Mr. Speaker, there will be a free vote on Bill C-33. It is my understanding that government practice requires members of the government, ministers, secretaries of state and even parliamentary secretaries, to support a government measure. That is almost axiomatic. However I would want members to know that in voting on this measure I am voting on the merits as I see them.
I have had the advantage of consulting with my constituency association over the last 18 months. We knew a bill might be introduced with a social policy forum. Only a week or 10 days ago I spoke with members of my constituency association who were delegates to the annual convention of the party a month ago. My
vote has been influenced very heavily by the opinions which have been expressed to me. However I believe I can contribute to the debate by addressing some unnecessary confusion in the discussion.
First, there is a false dichotomy between constitutional positions and ethical opinions. Every constitution is an expression of an ethical position, a value choice. It is sometimes forgotten that Jefferson and Madison who inspired so much of contemporary constitutionalism had a commitment to what we today call open society values, and that is a value choice. I believe we should have mutual respect for the positions on both sides of this debate so far as they have been articulated to date.
Part of the problem in our Canadian approach to the issue comes from one of the significant choices made in 1980-82 when we were patriating the Constitution. Many of us advised the government of the day and Mr. Trudeau that they should take as a model for a charter of rights either the American bill of rights, which by legend Madison wrote one Sunday morning, or the great French declaration of the rights of man and the citizen of 1789 and 1791, which is still in the constitution of the fifth republic and the most widely copied of all charters of rights throughout the world. The essence of those charters is that they reduce to a single page the basic principles of a free society.
There is a principle of equality, equality before the law, equal protection of the laws, but it is cast in broad terms without limitations. Perhaps it is regrettable that our charter is very long and the equality principle proceeds to list in extenso examples of equality or categories to which it is applied. It has the effect of cutting down the generality, the sweep and the opening to creative innovation. It may be one of the reasons our courts, including the Supreme Court, have been spasmodic and non-sequential in the development of principles under it.
I understand, therefore, the feeling of people not on a list that they are excluded. It is the old Latin maxim: expression unius est exclusio alterius. If a person is expressed they are in; if they are not expressed they are out. In some ways it distorts the dialectical notion of constitutional development that broad principles are capable of changing in their application according to new societal facts.
I have an interesting letter from the president of the bar association, Gordon Proudfoot, which rejects the step by step, pragmatic, problem oriented development which was the key to human rights development in the United States and in many European countries which were subsequently influenced by it, with the Supreme Court playing a creative role in lock-step with the justice ministry that puts up the test cases. What has occurred there is pragmatic incremental change, not wild experiments in judicial legislation as some might have feared. This would have been a better development for us in Canada, but it is water under the bridge.
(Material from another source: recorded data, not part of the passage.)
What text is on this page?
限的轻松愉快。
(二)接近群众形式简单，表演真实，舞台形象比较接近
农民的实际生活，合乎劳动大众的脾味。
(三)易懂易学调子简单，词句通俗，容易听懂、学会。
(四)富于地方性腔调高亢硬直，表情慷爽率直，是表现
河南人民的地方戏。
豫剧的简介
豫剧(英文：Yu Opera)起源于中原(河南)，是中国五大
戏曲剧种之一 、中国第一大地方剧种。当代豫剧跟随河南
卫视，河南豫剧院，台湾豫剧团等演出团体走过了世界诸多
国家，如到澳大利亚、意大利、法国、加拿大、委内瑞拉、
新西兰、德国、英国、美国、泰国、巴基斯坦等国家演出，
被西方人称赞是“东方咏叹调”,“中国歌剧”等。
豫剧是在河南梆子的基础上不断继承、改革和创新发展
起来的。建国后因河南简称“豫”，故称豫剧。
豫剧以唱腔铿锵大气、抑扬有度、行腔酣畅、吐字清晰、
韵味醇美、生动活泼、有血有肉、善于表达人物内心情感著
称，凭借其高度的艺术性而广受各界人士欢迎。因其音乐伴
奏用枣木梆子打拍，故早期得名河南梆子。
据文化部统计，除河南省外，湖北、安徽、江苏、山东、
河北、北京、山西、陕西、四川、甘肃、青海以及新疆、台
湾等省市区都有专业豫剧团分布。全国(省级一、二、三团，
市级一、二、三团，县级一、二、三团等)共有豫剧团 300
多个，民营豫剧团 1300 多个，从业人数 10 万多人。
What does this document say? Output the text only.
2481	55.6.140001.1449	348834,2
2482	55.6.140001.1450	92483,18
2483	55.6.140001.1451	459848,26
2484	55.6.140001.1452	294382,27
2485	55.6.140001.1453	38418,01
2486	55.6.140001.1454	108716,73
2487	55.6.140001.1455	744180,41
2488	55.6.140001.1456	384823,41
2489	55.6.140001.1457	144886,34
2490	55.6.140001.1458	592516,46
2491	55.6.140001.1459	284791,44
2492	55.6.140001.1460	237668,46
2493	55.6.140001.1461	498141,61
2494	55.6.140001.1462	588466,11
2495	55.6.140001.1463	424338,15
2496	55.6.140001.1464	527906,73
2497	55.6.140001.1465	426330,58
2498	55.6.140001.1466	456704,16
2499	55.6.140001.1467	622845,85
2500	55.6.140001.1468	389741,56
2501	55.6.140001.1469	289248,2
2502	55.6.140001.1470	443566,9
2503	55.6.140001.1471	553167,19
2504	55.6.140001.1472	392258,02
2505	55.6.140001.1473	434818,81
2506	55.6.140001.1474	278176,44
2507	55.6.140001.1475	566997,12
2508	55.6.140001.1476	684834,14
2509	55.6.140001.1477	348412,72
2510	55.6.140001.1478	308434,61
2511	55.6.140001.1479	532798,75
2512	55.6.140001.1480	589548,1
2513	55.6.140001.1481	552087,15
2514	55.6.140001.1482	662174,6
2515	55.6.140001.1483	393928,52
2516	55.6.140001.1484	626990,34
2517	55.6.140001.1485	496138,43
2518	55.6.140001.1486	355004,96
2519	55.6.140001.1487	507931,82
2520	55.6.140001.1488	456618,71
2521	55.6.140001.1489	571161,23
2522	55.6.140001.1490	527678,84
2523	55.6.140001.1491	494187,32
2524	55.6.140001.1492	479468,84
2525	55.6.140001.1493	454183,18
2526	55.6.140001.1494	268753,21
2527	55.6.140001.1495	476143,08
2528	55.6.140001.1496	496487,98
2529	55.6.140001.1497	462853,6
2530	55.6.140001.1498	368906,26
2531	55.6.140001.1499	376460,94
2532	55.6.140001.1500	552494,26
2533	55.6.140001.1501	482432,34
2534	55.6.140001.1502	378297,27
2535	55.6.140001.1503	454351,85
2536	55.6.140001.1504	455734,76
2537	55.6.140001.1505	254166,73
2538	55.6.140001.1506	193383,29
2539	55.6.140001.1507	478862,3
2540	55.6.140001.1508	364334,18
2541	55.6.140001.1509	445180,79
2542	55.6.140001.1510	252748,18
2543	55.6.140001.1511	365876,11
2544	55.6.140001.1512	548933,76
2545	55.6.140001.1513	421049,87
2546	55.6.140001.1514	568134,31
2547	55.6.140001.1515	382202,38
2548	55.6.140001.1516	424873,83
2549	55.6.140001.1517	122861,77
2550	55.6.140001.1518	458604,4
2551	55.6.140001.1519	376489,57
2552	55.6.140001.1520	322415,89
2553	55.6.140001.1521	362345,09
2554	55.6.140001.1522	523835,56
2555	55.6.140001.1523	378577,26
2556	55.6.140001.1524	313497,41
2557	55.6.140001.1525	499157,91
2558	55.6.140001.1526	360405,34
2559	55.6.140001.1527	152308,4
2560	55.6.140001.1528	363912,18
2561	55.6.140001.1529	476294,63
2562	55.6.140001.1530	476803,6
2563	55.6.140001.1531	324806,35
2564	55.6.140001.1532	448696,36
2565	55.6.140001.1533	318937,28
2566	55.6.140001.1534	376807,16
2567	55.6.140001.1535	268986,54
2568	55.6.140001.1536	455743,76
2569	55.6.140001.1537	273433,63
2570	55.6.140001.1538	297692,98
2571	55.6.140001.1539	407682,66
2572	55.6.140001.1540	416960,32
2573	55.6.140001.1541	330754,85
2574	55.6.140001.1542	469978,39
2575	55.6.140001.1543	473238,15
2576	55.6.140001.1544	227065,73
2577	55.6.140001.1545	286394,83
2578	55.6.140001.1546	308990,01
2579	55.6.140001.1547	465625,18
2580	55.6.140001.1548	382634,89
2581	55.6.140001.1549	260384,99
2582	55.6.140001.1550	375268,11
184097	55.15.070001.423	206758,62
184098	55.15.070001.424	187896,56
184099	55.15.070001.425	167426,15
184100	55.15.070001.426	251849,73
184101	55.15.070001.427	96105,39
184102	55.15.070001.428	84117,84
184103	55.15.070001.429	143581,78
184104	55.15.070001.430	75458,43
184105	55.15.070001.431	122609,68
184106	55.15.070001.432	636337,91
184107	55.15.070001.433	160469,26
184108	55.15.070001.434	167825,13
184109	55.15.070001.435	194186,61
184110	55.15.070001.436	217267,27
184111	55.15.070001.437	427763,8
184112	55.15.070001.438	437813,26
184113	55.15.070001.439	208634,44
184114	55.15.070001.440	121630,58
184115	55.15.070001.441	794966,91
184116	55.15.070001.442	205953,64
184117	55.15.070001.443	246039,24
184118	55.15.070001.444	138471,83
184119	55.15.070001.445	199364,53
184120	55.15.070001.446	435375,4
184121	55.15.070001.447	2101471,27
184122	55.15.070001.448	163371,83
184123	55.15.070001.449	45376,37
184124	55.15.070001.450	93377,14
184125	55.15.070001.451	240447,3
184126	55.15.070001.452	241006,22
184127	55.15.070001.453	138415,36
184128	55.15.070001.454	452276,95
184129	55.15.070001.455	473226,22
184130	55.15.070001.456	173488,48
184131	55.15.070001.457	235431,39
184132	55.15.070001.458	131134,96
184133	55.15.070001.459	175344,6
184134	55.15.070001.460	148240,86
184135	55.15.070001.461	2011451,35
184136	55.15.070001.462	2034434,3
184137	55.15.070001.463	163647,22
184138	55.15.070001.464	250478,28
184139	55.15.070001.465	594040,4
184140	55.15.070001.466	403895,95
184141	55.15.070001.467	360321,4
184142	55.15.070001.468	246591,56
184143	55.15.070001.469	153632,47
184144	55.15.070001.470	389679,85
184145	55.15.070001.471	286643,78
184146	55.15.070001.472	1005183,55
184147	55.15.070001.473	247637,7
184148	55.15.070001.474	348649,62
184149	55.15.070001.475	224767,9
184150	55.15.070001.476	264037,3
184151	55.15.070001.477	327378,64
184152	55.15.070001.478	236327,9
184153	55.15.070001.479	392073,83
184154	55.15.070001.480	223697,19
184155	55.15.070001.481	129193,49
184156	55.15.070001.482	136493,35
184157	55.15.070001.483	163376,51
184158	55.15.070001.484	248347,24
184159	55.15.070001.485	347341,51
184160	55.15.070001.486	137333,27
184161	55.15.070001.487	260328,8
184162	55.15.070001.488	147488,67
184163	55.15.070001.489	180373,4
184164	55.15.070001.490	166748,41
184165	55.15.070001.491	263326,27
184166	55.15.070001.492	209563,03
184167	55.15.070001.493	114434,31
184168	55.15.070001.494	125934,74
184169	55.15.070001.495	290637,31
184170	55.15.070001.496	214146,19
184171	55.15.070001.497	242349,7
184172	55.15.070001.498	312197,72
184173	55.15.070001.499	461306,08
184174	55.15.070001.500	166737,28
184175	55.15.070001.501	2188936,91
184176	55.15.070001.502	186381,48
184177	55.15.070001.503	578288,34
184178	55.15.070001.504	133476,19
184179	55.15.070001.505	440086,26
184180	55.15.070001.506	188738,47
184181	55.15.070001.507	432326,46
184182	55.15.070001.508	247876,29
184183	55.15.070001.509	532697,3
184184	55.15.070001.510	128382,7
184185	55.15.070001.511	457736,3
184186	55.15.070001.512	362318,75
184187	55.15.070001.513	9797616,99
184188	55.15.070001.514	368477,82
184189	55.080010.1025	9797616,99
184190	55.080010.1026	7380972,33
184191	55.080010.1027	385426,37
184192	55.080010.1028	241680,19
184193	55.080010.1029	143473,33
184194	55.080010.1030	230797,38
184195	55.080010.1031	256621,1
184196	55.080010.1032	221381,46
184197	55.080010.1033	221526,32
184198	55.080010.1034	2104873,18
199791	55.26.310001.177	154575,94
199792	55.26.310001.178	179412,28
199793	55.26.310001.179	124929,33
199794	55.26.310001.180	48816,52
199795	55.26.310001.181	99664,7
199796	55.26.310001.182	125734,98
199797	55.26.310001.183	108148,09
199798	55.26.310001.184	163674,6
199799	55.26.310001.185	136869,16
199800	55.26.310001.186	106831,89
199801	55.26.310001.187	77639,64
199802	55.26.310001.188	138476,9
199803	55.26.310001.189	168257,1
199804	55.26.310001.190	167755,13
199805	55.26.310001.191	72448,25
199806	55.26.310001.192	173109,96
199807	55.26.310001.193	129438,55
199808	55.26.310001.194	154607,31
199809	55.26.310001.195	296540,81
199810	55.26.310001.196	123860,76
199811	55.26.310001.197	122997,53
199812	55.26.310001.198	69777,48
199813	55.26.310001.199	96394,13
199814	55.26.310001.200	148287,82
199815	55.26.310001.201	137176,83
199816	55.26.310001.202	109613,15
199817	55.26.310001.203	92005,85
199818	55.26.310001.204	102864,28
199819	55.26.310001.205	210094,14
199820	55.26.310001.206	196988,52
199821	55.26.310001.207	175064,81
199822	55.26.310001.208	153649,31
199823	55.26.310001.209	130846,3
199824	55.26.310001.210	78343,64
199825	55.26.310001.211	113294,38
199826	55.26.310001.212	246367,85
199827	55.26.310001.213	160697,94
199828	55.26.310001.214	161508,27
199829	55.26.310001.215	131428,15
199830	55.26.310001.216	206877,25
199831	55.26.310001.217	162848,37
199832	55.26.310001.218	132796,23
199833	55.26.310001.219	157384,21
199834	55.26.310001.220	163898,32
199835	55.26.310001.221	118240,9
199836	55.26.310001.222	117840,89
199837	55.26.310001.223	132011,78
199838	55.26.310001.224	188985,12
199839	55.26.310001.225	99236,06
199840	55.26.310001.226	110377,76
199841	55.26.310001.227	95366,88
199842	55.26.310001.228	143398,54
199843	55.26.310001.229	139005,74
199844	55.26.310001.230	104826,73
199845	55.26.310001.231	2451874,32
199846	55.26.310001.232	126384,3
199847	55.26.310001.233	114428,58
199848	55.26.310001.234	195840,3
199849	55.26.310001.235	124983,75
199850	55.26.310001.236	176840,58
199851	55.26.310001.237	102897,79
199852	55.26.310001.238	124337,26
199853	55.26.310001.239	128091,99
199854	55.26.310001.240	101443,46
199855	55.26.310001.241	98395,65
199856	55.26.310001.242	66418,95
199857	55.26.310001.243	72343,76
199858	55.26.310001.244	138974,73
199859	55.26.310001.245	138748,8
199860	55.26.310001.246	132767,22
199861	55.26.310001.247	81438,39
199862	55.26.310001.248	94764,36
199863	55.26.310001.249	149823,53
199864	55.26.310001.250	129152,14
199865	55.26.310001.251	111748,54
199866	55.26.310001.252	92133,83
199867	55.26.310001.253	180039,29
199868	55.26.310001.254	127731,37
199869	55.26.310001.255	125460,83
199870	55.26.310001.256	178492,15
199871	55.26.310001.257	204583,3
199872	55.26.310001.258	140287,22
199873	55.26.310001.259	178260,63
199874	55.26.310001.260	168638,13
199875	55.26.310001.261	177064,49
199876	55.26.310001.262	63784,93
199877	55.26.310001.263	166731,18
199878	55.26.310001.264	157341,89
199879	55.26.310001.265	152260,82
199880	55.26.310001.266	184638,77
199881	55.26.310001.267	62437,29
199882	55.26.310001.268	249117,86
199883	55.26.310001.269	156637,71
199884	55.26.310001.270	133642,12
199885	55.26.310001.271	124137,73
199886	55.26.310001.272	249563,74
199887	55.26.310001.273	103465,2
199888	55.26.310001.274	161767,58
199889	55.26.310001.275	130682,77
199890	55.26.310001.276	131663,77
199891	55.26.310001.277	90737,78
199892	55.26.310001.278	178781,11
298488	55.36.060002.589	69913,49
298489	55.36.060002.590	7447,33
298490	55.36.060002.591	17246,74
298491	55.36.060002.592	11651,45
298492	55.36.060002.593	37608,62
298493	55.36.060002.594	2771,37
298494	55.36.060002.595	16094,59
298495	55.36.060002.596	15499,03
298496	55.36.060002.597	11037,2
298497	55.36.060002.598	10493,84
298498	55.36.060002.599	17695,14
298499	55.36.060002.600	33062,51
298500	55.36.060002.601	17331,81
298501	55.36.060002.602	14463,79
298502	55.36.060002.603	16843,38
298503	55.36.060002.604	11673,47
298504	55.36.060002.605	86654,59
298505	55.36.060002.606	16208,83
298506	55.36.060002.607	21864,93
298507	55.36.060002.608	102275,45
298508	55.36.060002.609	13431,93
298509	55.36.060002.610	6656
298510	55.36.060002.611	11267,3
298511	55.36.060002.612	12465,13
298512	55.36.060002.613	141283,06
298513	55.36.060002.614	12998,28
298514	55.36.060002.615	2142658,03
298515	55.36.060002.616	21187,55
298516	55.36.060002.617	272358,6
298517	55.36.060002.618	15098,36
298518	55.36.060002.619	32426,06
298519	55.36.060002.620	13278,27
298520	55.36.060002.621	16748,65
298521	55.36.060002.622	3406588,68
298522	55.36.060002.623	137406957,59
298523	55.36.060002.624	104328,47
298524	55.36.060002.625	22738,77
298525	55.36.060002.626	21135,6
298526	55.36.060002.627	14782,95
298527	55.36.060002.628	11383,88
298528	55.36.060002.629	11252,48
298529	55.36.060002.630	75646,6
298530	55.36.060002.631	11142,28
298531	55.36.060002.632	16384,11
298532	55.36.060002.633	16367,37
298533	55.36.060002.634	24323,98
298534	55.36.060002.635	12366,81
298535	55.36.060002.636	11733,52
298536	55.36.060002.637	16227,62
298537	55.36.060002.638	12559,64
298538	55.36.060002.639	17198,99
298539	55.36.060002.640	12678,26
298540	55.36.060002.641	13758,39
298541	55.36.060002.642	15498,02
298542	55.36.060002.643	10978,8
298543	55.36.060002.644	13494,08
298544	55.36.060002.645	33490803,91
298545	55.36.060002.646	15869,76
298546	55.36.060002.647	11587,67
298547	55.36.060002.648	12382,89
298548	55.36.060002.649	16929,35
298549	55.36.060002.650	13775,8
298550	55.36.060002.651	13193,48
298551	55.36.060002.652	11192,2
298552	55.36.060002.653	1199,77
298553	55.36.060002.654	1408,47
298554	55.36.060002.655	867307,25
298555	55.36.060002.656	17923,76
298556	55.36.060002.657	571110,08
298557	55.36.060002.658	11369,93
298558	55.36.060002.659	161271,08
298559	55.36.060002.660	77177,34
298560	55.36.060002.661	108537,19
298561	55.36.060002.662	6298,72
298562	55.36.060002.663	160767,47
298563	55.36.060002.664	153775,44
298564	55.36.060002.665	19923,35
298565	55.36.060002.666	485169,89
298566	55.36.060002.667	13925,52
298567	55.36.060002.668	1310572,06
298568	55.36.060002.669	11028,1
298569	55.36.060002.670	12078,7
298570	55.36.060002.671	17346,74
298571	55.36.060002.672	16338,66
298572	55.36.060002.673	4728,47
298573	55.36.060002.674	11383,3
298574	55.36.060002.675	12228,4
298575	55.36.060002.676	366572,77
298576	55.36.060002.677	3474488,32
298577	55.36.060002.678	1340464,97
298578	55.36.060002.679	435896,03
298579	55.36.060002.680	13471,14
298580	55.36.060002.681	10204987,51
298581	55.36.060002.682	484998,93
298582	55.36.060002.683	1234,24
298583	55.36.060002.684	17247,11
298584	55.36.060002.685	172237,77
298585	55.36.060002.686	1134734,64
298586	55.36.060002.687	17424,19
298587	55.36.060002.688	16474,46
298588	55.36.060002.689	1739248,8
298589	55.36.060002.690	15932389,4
We have a lengthy charter that is really a lawyer's charter, not a people's charter. It is hard for lay people to understand. The Canadian Human Rights Act replicates the charter of rights in that sense.
I also had a thoughtful letter from Archbishop Exner of Vancouver. It was quoted by the hon. member opposite. It is thoughtful and helpful. One problem here I think relates to the way the amendment to the human rights act was drafted. The human rights has a wide range, covering some agencies which might be considered private for the purpose of the charter of rights. Beyond that it covers bodies subject to federal regulation such as airlines.
Contrary to general impression, the human rights act is not a general code of human conduct. The amendment makes very clear what is inherent in the Canadian Human Rights Act, unlike the charter, is it is really limited to removing discrimination in employment and the provision of goods and services. That is in the act. It may be enough to make that purpose explicit and make it clear as a matter of legal interpretation.
I would have suggested to the Minister of Justice that rather than put it in the preamble it be put in the substantive part of the act, perhaps section 1. It would make clear as a matter of law that the act applies to prevent discrimination in employment and the provision of goods and services. That as its scope would remove a good deal of the unnecessary fears or questions raised by people of integrity and good faith that somehow this is a licence for a fishing expedition into many other areas of social policy.
It may be that the community will decide in its wisdom that it wishes to move into other areas, but if the purpose of the law is as I have said, and I think that is very clear, it would be better in the language and drafting if it said so.
I do not believe the fears that have been expressed that this may be too widely and too loosely interpreted by unelected judges. I do not think they are warranted on the language as it stands. I simply suggest that to make certainty doubly clear, and there is a Latin maxim for that but I will not quote it, the justice minister might consider at the committee stage of the bill making the change I have suggested.
The open society values implicit in the charter of rights are implicit in this measure too that the Canadian people as whole accept the notion that discrimination in employment based on all the factors mentioned in the amended bill is unacceptable in social terms. That is a good and worthy motive. It is on that basis that I have given my support to the bill.